1. RPR - Reflexive Performance Reset I can't encourage any coach enough, especially strength coaches, to look into and use RPR. I am only about a year into it and have seen tremendous personal results as well as improvements in our athletes for performance and especially recovery. It is a neuro based wake up drills for performance and recovery for every human regardless of age. Cal Dietz, Chris Korfist, and J.L. Holdsworth are founders and have some seminars going on, several are in Columbus.

 

  2. I recently purchased a VmaxPro mainly to experiment and use myself and my daughter.

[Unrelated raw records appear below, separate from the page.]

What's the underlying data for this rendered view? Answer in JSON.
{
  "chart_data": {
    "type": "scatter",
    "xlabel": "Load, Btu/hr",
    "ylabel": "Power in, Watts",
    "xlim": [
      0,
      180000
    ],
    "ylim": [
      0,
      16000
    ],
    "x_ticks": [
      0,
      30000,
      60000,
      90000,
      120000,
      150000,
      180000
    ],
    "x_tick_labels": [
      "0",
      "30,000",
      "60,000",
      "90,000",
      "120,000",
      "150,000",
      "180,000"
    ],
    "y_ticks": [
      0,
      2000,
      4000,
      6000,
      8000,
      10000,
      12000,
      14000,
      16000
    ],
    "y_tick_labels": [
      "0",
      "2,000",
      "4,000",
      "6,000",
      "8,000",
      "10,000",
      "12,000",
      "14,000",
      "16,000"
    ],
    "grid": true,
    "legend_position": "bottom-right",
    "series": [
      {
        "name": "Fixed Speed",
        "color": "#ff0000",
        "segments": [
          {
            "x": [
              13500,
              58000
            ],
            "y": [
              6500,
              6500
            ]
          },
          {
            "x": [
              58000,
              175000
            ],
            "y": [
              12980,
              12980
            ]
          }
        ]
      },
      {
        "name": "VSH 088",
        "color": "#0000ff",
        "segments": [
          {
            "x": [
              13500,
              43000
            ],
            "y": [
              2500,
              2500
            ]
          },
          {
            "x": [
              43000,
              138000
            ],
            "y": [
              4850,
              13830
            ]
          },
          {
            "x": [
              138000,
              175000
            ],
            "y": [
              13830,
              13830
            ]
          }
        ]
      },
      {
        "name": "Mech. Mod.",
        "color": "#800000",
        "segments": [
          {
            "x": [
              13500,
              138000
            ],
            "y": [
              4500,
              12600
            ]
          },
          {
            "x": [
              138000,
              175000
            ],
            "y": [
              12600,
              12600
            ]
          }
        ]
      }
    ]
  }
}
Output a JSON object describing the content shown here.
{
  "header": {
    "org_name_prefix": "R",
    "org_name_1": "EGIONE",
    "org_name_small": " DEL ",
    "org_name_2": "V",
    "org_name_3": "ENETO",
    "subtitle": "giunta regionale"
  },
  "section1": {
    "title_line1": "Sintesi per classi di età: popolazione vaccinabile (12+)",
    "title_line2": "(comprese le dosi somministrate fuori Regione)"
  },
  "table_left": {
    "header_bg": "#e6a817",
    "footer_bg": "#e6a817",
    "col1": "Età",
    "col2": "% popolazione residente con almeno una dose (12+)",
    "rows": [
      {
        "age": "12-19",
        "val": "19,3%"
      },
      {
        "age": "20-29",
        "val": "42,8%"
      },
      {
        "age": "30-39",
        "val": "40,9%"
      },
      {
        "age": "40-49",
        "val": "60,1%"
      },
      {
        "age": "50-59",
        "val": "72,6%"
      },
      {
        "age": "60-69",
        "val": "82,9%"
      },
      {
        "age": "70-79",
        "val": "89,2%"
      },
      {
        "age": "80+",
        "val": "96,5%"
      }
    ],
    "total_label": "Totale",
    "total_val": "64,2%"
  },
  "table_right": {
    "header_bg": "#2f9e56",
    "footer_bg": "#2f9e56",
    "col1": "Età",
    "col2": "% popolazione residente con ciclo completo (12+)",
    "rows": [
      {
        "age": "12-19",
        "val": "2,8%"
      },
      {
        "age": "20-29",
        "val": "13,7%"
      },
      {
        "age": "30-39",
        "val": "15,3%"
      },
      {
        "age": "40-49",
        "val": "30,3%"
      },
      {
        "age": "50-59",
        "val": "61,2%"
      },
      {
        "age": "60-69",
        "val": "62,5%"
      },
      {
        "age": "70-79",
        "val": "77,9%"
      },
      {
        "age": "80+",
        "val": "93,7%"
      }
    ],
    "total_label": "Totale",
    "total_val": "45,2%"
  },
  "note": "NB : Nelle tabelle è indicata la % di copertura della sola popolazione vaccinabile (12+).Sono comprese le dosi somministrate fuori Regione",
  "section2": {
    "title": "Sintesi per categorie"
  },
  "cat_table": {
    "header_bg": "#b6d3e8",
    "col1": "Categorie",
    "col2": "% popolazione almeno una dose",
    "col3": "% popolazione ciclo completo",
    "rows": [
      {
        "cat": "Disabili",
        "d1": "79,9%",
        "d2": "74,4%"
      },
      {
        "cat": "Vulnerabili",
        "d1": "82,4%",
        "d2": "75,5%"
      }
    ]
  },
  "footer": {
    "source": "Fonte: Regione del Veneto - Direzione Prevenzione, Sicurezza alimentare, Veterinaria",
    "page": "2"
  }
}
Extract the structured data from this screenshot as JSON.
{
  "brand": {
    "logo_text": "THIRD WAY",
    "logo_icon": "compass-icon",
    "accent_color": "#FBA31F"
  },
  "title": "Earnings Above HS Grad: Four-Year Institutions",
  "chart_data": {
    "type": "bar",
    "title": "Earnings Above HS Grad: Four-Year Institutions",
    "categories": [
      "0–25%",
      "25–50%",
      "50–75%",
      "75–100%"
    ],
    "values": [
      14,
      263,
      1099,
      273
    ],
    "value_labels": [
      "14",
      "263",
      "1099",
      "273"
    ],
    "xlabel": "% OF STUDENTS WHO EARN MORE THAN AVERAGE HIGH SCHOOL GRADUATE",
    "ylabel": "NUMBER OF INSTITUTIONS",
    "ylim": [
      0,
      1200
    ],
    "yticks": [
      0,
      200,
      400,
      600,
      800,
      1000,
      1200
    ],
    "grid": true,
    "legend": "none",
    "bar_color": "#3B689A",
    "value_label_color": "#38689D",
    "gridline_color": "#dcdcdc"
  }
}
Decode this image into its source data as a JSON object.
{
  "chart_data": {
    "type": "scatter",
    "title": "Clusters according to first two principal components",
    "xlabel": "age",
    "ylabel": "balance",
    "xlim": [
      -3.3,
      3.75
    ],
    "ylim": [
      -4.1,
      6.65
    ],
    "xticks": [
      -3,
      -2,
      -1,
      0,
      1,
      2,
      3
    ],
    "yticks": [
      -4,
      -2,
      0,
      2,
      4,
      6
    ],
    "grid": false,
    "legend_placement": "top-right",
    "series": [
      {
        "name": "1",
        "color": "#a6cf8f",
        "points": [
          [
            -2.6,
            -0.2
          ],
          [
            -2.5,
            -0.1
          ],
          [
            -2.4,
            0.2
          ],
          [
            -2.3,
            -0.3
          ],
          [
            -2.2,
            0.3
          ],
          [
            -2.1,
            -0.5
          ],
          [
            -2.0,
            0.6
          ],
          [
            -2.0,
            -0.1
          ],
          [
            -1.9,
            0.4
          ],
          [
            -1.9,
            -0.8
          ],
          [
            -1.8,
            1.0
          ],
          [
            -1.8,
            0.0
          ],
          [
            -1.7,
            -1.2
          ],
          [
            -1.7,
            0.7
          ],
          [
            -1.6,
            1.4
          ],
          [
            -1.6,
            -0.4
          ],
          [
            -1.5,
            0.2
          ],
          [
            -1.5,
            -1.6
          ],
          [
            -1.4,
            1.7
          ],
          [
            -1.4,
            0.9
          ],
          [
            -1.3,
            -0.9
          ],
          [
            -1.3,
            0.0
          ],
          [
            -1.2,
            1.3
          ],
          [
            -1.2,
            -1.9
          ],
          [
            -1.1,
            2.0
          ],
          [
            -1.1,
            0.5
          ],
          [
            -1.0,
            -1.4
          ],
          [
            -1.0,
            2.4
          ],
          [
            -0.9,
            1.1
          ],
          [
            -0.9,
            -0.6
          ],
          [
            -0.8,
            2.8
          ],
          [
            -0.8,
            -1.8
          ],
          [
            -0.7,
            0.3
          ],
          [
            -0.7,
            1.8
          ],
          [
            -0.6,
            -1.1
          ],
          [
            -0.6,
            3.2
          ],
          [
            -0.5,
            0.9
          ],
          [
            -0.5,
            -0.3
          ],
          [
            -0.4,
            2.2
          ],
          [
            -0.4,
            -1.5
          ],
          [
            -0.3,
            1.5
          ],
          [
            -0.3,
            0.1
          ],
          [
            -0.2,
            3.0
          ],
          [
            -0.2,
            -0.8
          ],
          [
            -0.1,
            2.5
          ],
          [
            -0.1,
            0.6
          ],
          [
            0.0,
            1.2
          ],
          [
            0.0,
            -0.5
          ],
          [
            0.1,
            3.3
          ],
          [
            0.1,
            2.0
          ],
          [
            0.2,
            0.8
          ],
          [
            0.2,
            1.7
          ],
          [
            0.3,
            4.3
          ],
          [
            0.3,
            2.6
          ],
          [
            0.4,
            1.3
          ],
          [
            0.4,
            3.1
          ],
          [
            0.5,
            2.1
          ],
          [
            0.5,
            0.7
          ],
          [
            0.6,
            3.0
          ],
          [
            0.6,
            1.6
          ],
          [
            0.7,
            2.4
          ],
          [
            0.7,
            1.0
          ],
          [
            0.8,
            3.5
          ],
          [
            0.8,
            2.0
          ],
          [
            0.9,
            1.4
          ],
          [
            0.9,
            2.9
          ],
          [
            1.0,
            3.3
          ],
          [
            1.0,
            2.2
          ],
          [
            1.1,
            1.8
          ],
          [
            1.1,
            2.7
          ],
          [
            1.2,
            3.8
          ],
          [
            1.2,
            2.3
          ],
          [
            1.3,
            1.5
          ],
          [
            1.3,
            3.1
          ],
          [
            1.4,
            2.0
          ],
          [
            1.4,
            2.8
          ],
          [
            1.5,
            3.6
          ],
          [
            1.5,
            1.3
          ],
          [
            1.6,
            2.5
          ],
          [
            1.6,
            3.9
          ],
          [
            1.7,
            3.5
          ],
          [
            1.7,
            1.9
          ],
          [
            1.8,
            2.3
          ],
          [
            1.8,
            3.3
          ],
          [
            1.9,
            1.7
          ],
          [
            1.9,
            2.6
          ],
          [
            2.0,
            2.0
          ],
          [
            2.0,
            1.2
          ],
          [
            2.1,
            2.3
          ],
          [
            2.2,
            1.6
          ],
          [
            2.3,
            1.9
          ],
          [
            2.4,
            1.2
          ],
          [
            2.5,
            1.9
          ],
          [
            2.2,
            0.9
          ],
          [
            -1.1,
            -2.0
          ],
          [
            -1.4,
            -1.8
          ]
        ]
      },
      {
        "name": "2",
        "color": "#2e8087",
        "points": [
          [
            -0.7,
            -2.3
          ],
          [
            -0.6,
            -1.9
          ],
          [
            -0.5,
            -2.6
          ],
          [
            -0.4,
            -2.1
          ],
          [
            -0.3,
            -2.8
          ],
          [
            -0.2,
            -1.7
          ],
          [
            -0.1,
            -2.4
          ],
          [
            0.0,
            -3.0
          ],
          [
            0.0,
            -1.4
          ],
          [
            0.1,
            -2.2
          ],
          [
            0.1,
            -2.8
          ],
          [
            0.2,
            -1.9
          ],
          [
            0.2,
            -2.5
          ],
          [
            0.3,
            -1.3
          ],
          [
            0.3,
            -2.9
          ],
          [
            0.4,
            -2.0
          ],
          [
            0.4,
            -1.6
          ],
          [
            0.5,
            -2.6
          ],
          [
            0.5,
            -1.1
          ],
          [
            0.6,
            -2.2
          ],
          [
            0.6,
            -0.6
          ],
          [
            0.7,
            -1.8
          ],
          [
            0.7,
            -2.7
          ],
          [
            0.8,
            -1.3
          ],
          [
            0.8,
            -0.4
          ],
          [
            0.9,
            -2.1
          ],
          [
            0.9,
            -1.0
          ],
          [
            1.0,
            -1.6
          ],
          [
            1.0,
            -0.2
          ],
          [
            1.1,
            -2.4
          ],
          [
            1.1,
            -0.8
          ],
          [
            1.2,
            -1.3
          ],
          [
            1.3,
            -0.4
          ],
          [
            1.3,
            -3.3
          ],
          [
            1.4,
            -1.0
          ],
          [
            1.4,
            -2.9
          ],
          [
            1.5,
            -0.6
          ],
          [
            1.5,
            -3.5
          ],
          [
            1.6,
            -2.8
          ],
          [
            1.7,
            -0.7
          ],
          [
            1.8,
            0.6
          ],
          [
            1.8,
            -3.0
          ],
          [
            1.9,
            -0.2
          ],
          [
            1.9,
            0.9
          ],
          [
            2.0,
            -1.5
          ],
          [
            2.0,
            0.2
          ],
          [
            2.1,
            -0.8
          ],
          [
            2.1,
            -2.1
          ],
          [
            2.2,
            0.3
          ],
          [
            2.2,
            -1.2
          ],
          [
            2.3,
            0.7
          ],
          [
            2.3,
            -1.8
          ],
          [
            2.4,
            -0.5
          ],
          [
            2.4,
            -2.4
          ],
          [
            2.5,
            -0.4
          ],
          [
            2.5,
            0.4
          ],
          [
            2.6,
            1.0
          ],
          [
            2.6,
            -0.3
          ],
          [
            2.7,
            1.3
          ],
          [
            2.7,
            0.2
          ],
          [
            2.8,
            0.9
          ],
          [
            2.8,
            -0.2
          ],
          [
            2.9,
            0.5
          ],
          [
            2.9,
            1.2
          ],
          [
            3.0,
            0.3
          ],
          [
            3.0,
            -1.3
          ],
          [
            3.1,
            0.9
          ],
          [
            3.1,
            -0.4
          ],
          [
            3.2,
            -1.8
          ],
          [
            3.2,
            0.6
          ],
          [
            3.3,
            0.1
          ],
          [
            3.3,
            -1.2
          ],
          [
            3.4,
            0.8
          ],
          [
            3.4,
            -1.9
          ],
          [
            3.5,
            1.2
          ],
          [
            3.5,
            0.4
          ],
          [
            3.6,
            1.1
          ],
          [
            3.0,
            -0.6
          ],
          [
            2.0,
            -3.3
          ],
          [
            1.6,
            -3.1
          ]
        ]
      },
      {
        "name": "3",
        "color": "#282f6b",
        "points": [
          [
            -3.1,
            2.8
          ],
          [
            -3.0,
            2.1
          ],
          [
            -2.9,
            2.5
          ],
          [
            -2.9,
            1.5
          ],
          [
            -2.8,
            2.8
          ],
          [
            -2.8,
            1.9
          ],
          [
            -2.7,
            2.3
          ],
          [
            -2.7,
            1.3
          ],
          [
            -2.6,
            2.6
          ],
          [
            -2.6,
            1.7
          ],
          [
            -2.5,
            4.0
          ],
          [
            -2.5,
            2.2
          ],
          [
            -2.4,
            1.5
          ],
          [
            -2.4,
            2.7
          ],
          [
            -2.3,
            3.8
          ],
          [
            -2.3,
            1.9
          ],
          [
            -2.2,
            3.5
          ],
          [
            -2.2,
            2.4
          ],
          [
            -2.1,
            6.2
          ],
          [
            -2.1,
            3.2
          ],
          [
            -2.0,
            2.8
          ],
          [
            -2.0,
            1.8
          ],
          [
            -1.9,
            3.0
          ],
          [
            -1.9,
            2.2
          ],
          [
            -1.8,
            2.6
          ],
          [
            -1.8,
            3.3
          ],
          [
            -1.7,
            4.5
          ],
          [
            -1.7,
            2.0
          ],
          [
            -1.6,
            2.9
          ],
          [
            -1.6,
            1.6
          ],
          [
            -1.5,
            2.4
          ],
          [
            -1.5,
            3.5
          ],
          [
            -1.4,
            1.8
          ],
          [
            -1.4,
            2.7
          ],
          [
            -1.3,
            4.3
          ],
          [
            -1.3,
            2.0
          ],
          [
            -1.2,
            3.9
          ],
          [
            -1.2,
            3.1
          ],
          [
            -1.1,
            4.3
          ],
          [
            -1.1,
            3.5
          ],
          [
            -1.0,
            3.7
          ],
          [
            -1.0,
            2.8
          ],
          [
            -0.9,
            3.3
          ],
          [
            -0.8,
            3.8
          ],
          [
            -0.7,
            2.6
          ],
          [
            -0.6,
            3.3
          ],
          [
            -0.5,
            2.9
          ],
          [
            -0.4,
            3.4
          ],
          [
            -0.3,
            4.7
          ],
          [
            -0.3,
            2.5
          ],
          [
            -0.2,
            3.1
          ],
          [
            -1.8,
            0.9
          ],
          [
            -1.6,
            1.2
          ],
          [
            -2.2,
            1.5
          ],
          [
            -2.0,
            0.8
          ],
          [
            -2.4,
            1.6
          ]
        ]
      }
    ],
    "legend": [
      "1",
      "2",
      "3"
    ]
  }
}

However I brought into the weight to try with some of our athletes and they loved it. It will measure velocity of bar speed, show bar path, and several other things but we mainly use it for bar speed. It has a number for the athletes to see if they are applying great force through the ground to improve bar speed no matter how many times we tried to explain and encourage force. It has also provided feedback to kids to see their bar path and realize if their technique was fairly sound. Another part I like about the VmaxPro is it has focused kids to use it for force through the ground and technique versus just chasing weight, however an indirect result I have seen is our lifts and kids Prs have improved. I don't plan on completely chasing a VBT program but this has been interesting technology that athletes have really enjoyed and indirectly I have seen positive results.

3. We use a lot of videos on social media, and post athletes' successes celebrating. Lastly, we try to say hello and goodbye to virtually every athlete that comes into the weight room. This seems to help motivation and create a positive environment.